# anyone interested in tattoo/inking?



## BaoBeiZhu (Apr 24, 2010)

So.. my Tattooist is paying me a visit from Taiwan.

hes going to be here to finish my ink and also do some work for some of my friends.

but I feel i owe him a favor as he came all the way across the world. I would like to get him some more business.

so, if anyone would like to get something done, please feel free to drop by when he arrives on may 3rd.

Hes a 7 time medalist, so he knows his stuff really well. if you dont believe me, come take a look !

:bigsmile:

and heres my ink from him :


----------



## onefishtwofish (Apr 21, 2010)

wow, beautiful work.


----------



## dino (Aug 29, 2011)

i know artists hate this question but is there a hourly rate.
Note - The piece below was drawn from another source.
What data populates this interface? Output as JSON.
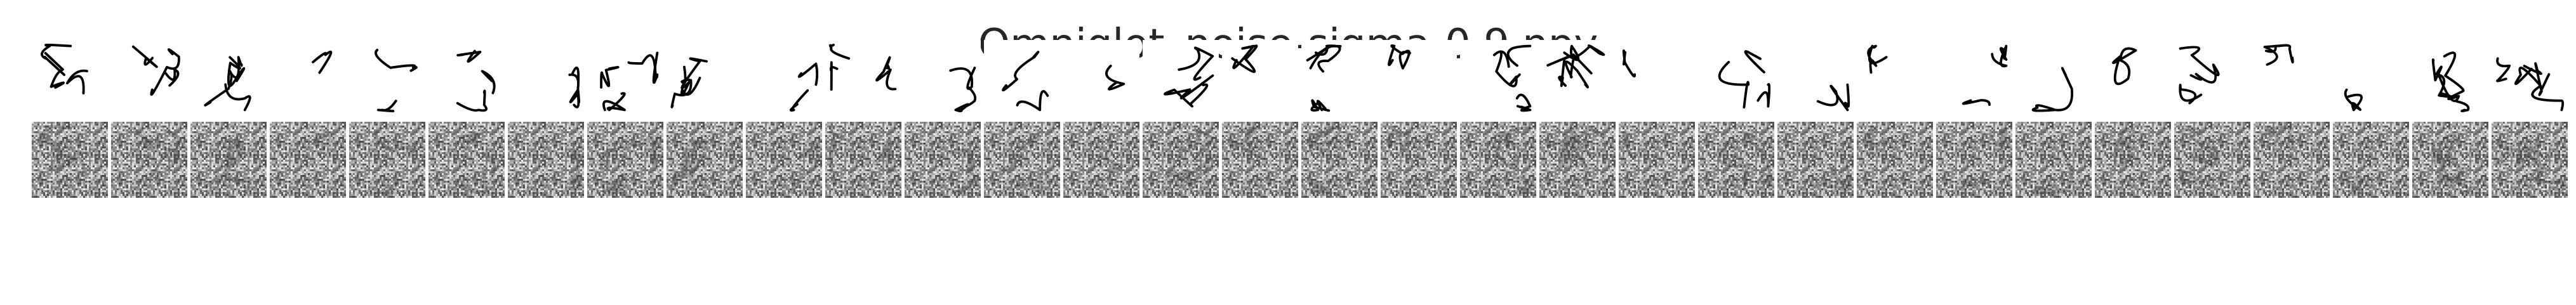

I have about 15 hrs on my ribcage and it gets expensive haha


----------



## Adz1 (Apr 21, 2010)

also interested to know hourly rate as i have about 25-30 hours on a dragon that covers 0ver 65% of my body.
artist that started it has since past away....;(


----------



## donjuan_corn (May 6, 2010)

Looking for a lion tattoo, approximately 7 inches by 7 inches on the shoulder, wouldn't mind a rate.


----------



## Passthesalt (Dec 11, 2011)

Whats his name?
This is my tattoo. Took 3 hours - Ouch!!


----------



## BaoBeiZhu (Apr 24, 2010)

guys, sorry i forgot to mention. this artist Do hour rates, BUT me girlfriend and I both got piece quotes. which is basically him giving us a price on the size and area.

now the reason i did that is because, I could get FULL details, every detail possible for no extra cost.

my 3 quarter sleeve took 25 hours. and if you were to do that here at monkey king or jesse, it would be easily 4000 dollars.

hit me up on pm, or text my number is 778 991 2329

and passthesalt, his name is ah mo

btw like I ve mentioned, hes comming on may 3rd, so feel free to drop by and see his album !


----------



## BaoBeiZhu (Apr 24, 2010)

bump this up !


----------



## monocus (Sep 27, 2010)

i'm interested-pm me when he's available.want to get one on my lower arm which should take 3-4 hours-my problem is i work 6-7 days a week sometimes double shifting


----------



## CRS Fan (Apr 21, 2010)

I'm sure he's here for the Tattoo Convention. You'll probably have to accomodate his hours.

Respectfully,

Stuart


----------



## onefishtwofish (Apr 21, 2010)

my eyes need redoing. do you know if he does eyelids and undereye? not sure if its the same ink.


----------



## BaoBeiZhu (Apr 24, 2010)

monocus said:


> i'm interested-pm me when he's available.want to get one on my lower arm which should take 3-4 hours-my problem is i work 6-7 days a week sometimes double shifting


pmd



onefishtwofish said:


> my eyes need redoing. do you know if he does eyelids and undereye? not sure if its the same ink.


he does everything, drop by if you like to get it redone, hes going to arrive on the 22nd which is next tuesday

also would like to bump this up again ! as hes arriving fairly soon !


----------



## BaoBeiZhu (Apr 24, 2010)

bump, tattooist is here !


----------



## BaoBeiZhu (Apr 24, 2010)

Bump !


----------



## BaoBeiZhu (Apr 24, 2010)

done just last night !

5 hour session


----------